Does anyone really think a stateless society is practical or even possible? Even if there wasn't a government, there'd be social/cultural pressures that coercively act as a state. And in certain cases people just need to do certain things, regardless of their own personal ideas (like vaccines). In which case they have to be forced in some way. Exile isn't really an option.


Modern socialism, to me, seems more like it should revamp itself in the lense of diffusing power as much as possible. I discuss this with business owners sometimes regarding spreading the wealth at businesses. And I say the spread of wealth and democratizing the work place is more about reducing individual power to prevent abuse than anything else.

I.e. one person shouldn't decide the fate of another in as few cases as possible. Like a boss being able to fire you and wreck your life at any time, so to diffuse that power we install safety nets and worker democracy as norms. That gives power to the workers, but not to a single worker for example.

Same for current events and police. Getting rid of the police is about diffusing power, getting rid of the individual right and power to kill another as a cop can.

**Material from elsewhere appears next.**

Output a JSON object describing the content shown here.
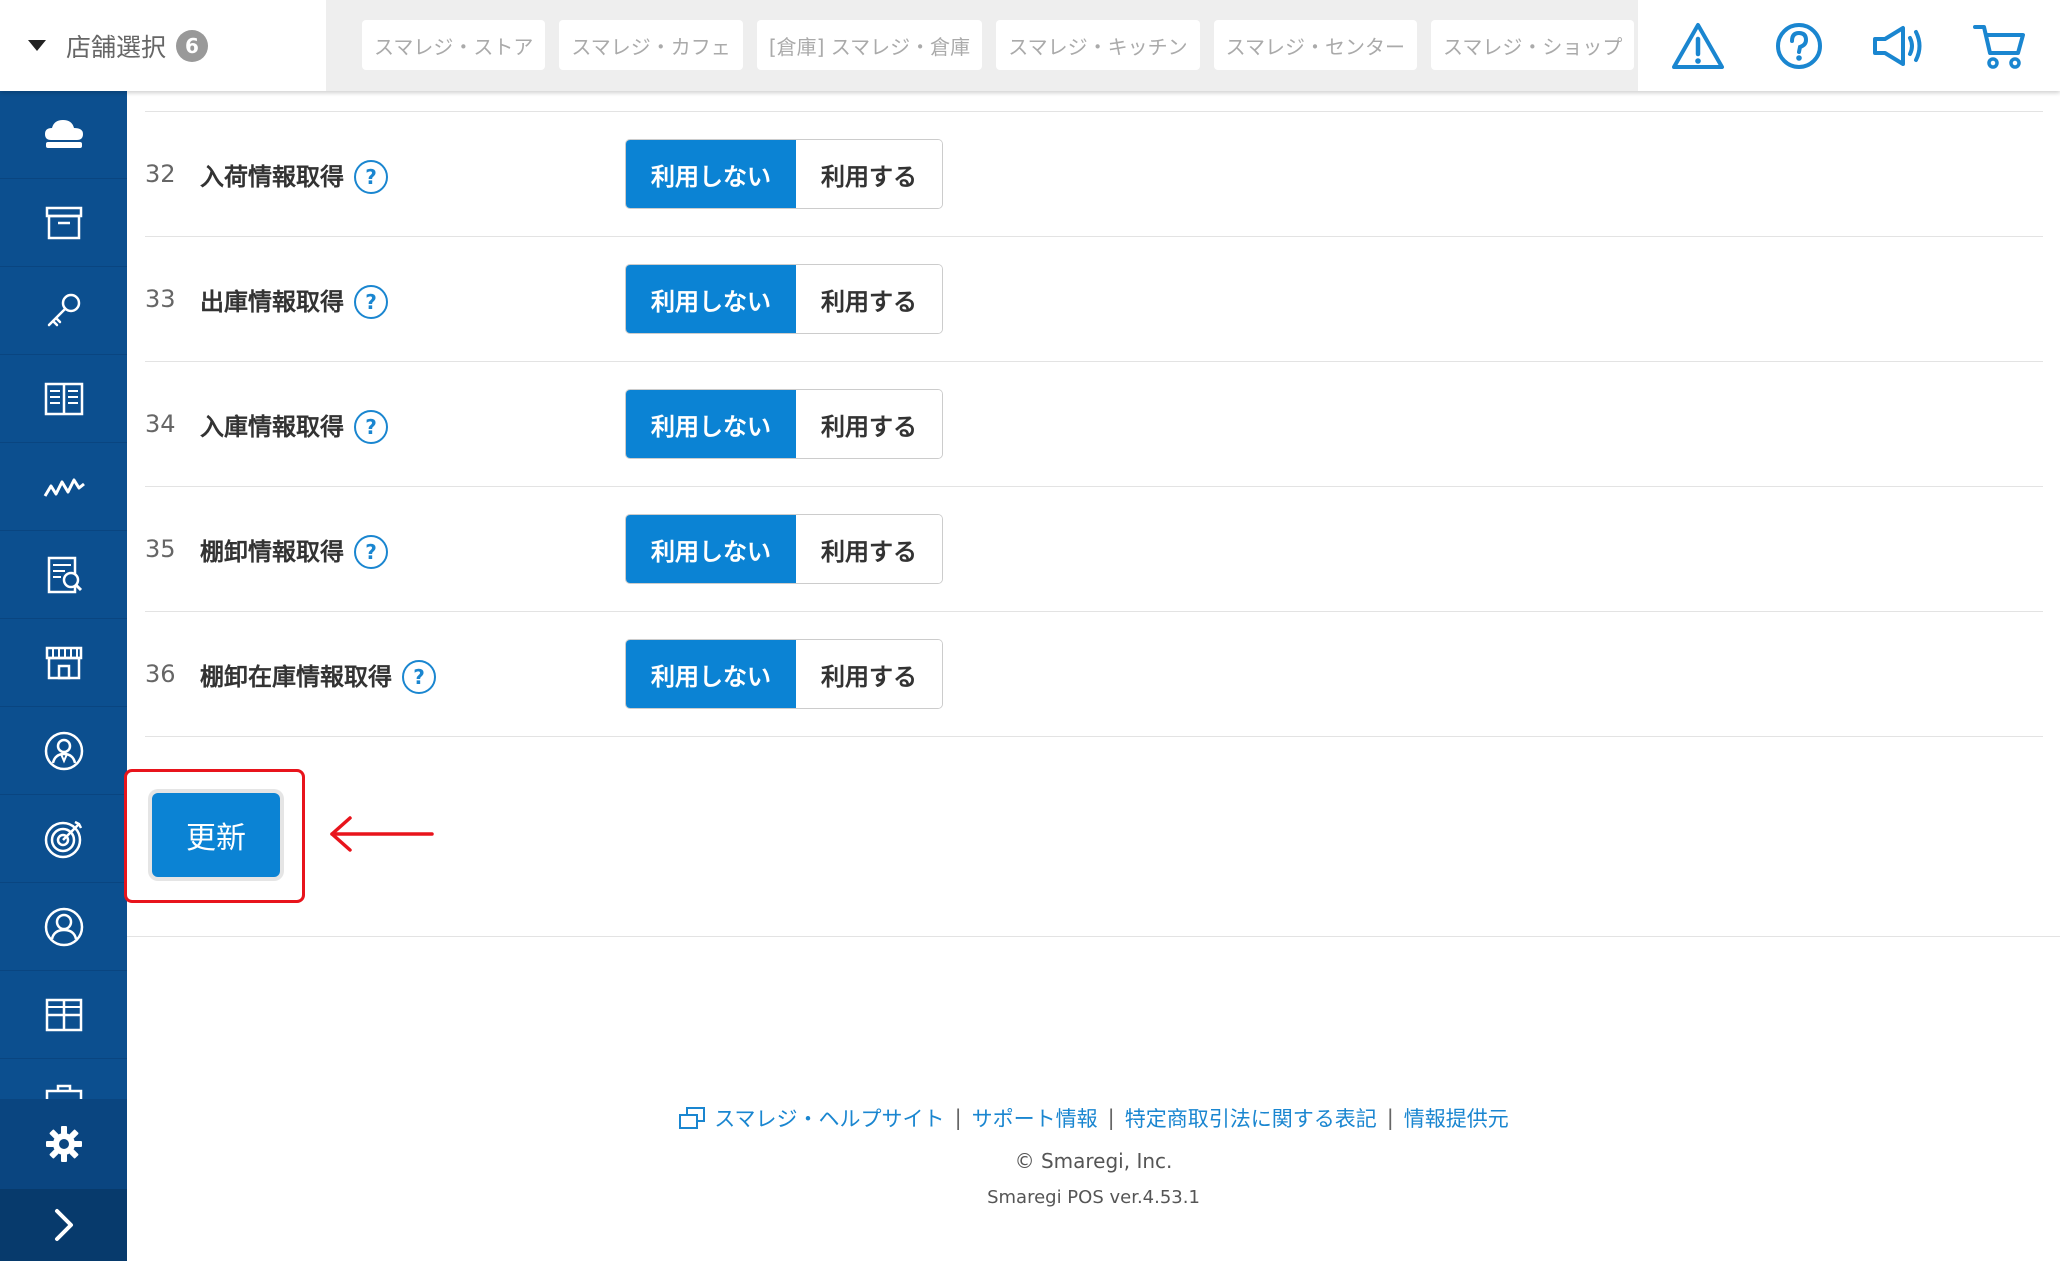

Similarly in justice and executive reform, there are too many single individuals making life changing decisions for other individuals, like a judge sentencing vs a tribunal. Or the President having so much single authority vs a council or tribunal and so on.

animist posted:

tbf i think that's exactly what realistic anarchist thought is about. how *do* you structure society in order to diffuse power? le guin's "the dispossessed" is probably my favorite reflection on this.

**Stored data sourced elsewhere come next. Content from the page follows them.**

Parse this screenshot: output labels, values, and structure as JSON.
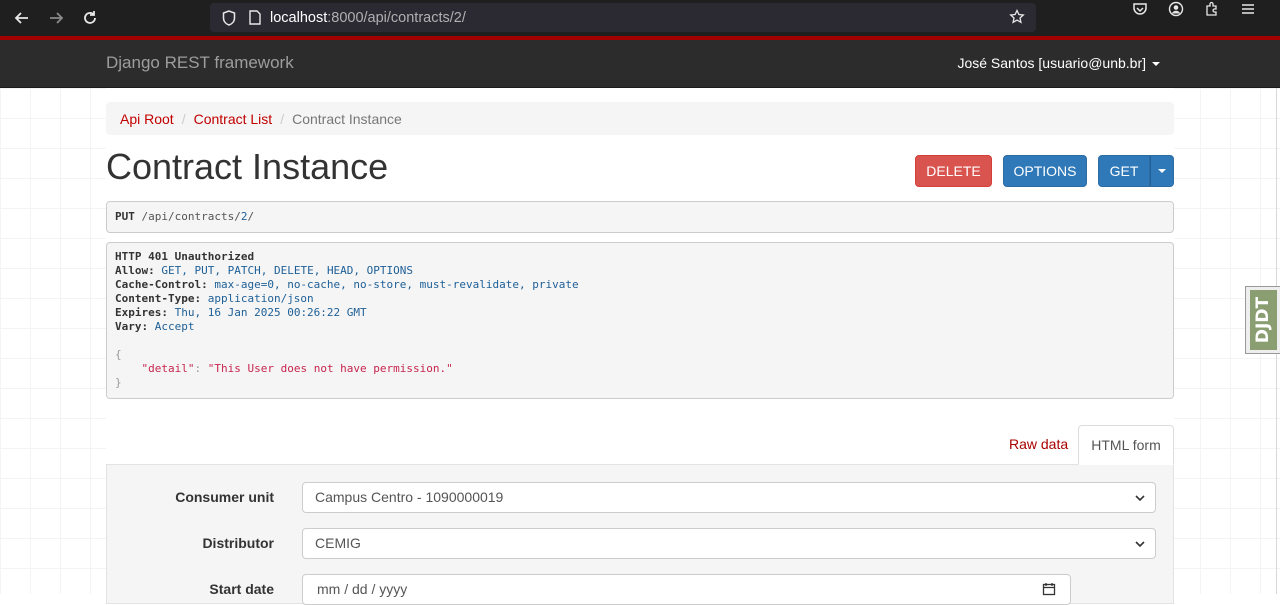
{
  "browser": {
    "url_host": "localhost",
    "url_path": ":8000/api/contracts/2/"
  },
  "navbar": {
    "brand": "Django REST framework",
    "user": "José Santos [usuario@unb.br]"
  },
  "breadcrumb": {
    "items": [
      "Api Root",
      "Contract List"
    ],
    "active": "Contract Instance"
  },
  "page_title": "Contract Instance",
  "actions": {
    "delete": "DELETE",
    "options": "OPTIONS",
    "get": "GET"
  },
  "request": {
    "method": "PUT",
    "path_prefix": " /api/contracts/",
    "path_id": "2",
    "path_suffix": "/"
  },
  "response": {
    "status": "HTTP 401 Unauthorized",
    "headers": [
      {
        "name": "Allow:",
        "value": "GET, PUT, PATCH, DELETE, HEAD, OPTIONS"
      },
      {
        "name": "Cache-Control:",
        "value": "max-age=0, no-cache, no-store, must-revalidate, private"
      },
      {
        "name": "Content-Type:",
        "value": "application/json"
      },
      {
        "name": "Expires:",
        "value": "Thu, 16 Jan 2025 00:26:22 GMT"
      },
      {
        "name": "Vary:",
        "value": "Accept"
      }
    ],
    "body_key": "\"detail\"",
    "body_value": "\"This User does not have permission.\""
  },
  "form_tabs": {
    "raw": "Raw data",
    "html": "HTML form"
  },
  "form": {
    "consumer_unit_label": "Consumer unit",
    "consumer_unit_value": "Campus Centro - 1090000019",
    "distributor_label": "Distributor",
    "distributor_value": "CEMIG",
    "start_date_label": "Start date",
    "start_date_placeholder": "mm / dd / yyyy"
  },
  "djdt": {
    "label": "DJDT"
  },
  "colors": {
    "danger": "#d9534f",
    "primary": "#2f79b9",
    "link": "#c20000",
    "navbar": "#2c2c2c"
  }
}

That's exactly it. You make decision making a federation of local governments to diffuse power. You prioritise consensus over 2/3 majority over simple majority. Justice is done by a jury of your peers, as in, literally everyone. Large penalties like exile would be decided by multiple communes.

I'll give you an example Sylink. In the Zapatista community, in 1996, the women (feminism is very represented there) came forward with an idea. The idea was that alcohol consumption was especially damaging to women - because when men consume alcohol, women get a disproportionate amount of domestic violence. Also, crime increases under the influence. Similarly, a lot of accidents and long-term diseases like cirrhosis happen because of it: in the jungle of Chiapas the men often cut themselves with machetes when under the influence. The law was debated, and voted on by the Zapatistas. It passed - alcohol and drugs have since been completely prohibited in Chiapas. What happens if you disobey? Well, penalties, instituted by the commune's autonomous police force consisting of members accepted by the assembly. Individual commune can institute punishments as desired, but generally, they constitute extra public work you have to do, or restitution if personal property gets taken or bodily harm happens. That's thanks to the socialist spirit ingrained in every participant of this democracy. They only reserve the toughest punishments for people egregiously against their law - this includes the prohibition. Allegedly, in 2013, in this area with at the time 400k inhabitants, only two men were in jail, for cultivating weed.

The 'statelessness' is not in the lack of structure. The statelessness is a lack of a hierarchy capable of oppression: you'll notice at every point in the process I described, things were voted on either directly by everyone or at least by a huge representation of the genpop. You'll also notice that this is properly exactly what Engels envisioned with his 'withering away of the state' that he advocated as the end-game of socialism: the disappearance of the unilateral coercive element.